Shipwright's Cottage has been listed as a San Francisco Designated Landmark since May 9, 2008. It is now called the Shipwright's Cottage Community Room.

== History ==
The house was originally occupied by shipwrights (or ship builders) that built scow schooners, from approximately 1875 until 1926. It was constructed by carpenter and shipwright Jan Janse Dirks, (later Americanized to John Johnson Dirks) who was born in the Netherlands. Dirks lived in the cottage with his family until 1892 when he retired from shipbuilding. Among the scow schooners he and his sons built at the adjacent boatyard were the Master Mariner (1876), the Wavelet (1878) and the Paul and Willie (1884). The cottage structure was made with fir wood, and in Italianate and Carpenter Gothic architecture styles. It originally had a windmill on the 2.4-acre property, with a private waterfront view.

From 1926 until 1961, the building served as the Anderson & Cristofani boatyard office.

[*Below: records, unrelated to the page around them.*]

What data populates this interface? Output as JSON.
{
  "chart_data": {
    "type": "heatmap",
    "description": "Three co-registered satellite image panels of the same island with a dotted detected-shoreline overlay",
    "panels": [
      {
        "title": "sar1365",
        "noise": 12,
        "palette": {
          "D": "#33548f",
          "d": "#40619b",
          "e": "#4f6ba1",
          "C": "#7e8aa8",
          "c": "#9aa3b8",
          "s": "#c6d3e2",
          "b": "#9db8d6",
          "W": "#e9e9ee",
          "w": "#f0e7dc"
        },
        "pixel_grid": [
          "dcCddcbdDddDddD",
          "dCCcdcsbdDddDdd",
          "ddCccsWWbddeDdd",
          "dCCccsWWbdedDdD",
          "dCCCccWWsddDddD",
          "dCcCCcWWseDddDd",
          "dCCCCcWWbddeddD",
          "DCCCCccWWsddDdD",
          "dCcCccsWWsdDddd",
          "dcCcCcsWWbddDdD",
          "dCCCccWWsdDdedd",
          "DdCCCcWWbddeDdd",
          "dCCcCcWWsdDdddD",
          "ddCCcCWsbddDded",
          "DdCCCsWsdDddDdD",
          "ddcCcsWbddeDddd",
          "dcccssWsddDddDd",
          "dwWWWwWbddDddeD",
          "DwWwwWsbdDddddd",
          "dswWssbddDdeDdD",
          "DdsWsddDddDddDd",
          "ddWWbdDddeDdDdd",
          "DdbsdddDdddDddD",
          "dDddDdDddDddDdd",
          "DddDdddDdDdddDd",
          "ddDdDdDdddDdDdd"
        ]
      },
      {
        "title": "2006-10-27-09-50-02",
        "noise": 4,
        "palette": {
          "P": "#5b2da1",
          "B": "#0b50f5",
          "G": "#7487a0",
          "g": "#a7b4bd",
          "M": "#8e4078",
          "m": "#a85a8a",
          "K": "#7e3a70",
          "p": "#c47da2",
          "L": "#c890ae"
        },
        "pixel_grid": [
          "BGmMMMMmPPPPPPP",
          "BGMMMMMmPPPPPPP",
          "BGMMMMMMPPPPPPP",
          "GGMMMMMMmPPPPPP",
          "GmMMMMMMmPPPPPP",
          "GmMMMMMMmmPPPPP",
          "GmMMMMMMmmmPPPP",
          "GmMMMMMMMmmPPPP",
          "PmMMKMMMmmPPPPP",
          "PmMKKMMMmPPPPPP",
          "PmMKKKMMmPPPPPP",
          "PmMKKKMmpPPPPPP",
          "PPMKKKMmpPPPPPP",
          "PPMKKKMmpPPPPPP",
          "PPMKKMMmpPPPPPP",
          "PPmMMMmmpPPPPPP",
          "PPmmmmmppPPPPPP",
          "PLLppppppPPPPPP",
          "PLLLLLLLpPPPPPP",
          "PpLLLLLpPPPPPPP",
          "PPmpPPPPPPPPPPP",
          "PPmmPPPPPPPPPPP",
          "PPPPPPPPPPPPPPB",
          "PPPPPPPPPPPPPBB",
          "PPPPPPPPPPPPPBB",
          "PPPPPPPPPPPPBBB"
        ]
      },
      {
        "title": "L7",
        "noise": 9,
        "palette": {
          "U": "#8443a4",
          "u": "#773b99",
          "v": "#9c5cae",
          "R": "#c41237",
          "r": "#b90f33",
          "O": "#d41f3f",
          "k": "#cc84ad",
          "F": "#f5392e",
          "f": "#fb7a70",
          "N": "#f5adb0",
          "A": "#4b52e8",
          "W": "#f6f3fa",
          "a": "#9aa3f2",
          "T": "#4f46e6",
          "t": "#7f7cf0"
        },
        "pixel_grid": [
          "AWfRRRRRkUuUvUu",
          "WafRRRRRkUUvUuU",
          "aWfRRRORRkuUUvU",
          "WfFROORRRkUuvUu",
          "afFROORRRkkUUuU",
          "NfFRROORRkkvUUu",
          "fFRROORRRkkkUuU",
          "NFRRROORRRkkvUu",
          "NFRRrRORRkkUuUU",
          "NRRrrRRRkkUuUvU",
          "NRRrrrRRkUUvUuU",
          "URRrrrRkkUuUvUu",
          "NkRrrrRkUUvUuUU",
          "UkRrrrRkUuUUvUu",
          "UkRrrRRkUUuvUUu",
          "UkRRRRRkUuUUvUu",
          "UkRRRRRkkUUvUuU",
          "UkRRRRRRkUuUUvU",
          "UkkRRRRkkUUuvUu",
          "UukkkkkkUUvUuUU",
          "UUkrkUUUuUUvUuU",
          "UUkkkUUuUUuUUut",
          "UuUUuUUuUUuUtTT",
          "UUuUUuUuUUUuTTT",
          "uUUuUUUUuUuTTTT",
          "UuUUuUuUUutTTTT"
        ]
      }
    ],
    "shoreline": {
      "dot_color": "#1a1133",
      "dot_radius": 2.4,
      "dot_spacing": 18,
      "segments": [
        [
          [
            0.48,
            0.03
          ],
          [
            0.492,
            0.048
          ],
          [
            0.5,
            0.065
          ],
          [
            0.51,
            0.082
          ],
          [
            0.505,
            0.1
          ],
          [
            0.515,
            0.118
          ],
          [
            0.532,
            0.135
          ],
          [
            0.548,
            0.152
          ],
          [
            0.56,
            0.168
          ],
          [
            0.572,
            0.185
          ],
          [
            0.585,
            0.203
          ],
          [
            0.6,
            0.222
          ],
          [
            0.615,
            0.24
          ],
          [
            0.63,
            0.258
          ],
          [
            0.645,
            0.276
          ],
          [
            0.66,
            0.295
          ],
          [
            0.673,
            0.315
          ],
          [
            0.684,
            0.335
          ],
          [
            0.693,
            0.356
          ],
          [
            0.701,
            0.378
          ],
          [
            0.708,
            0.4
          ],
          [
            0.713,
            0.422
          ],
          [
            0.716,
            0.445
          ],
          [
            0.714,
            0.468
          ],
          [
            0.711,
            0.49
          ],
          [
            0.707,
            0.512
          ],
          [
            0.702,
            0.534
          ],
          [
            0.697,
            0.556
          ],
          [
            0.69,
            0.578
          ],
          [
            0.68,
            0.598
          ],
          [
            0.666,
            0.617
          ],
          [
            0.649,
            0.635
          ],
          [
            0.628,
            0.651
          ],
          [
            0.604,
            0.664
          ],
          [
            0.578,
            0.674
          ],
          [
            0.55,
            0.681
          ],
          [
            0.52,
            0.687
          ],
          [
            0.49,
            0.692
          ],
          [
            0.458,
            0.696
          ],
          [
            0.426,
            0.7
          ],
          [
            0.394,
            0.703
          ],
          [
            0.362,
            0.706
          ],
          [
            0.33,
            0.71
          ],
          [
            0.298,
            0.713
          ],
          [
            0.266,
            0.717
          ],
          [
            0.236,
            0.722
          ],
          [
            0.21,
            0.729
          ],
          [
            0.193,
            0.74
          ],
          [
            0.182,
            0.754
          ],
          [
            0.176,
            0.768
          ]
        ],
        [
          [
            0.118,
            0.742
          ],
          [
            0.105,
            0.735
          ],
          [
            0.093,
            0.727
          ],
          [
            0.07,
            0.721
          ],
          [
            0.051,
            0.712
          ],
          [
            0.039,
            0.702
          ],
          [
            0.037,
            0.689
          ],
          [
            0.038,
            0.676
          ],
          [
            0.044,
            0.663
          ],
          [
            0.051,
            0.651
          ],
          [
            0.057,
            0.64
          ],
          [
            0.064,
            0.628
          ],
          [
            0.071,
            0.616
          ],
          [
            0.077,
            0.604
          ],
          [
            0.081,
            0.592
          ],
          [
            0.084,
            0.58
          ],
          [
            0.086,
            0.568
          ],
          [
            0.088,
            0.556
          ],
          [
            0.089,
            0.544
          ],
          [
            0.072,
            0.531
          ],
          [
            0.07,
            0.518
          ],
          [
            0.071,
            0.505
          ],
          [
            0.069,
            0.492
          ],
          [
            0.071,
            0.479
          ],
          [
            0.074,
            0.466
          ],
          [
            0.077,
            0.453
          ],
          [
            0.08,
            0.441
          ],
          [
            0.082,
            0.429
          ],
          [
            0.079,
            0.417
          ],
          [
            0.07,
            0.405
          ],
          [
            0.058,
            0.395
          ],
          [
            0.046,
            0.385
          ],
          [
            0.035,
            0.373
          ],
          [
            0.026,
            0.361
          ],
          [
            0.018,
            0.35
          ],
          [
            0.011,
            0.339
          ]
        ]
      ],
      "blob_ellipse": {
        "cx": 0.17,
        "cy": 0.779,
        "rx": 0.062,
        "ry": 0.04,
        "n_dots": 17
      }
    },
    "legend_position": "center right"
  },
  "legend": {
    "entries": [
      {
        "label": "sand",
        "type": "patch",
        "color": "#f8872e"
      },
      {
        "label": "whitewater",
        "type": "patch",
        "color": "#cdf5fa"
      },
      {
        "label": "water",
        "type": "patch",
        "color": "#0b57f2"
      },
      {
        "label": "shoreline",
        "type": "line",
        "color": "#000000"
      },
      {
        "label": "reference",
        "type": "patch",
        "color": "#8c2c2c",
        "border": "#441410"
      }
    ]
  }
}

In the 1990s, the boatyard was shut down by the United States Environmental Protection Agency for illegal dredging; and the house eventually was sold to neglectful owners and fell into disrepair.

Famous boats built and repaired in India Basin boatyards include the scow schooner Alma (1891), now located at the San Francisco Maritime National Historical Park, World War II-era Victory Launch boats, and possibly Jack London's boat the Snark.

== Modern-day ==
In 2008, the land at 900 Innes Street was donated by Joe Cassidy, a local developer, to the Tenderloin Housing Clinic for the purpose of building neighborhood housing. In September 2010, the abandoned house had a roof fire, which added city agencies to pressure the Tenderloin Housing Clinic to renovate the building.

In 2014, the city of San Francisco purchased the house and the land. The Shipwright's Cottage was featured in the Joe Talbot film, The Last Black Man in San Francisco (2019).

In 2019, a US$25 million dollar grant from the John Pritzker Family Fund was awarded to help create an 8-acre park, encompassing the property. Construction for the city park took place from 2020 until 2025, and surrounds the former boatyard, and include the newly-restored Shipwright's Cottage building, which will serve as the park's visitor center.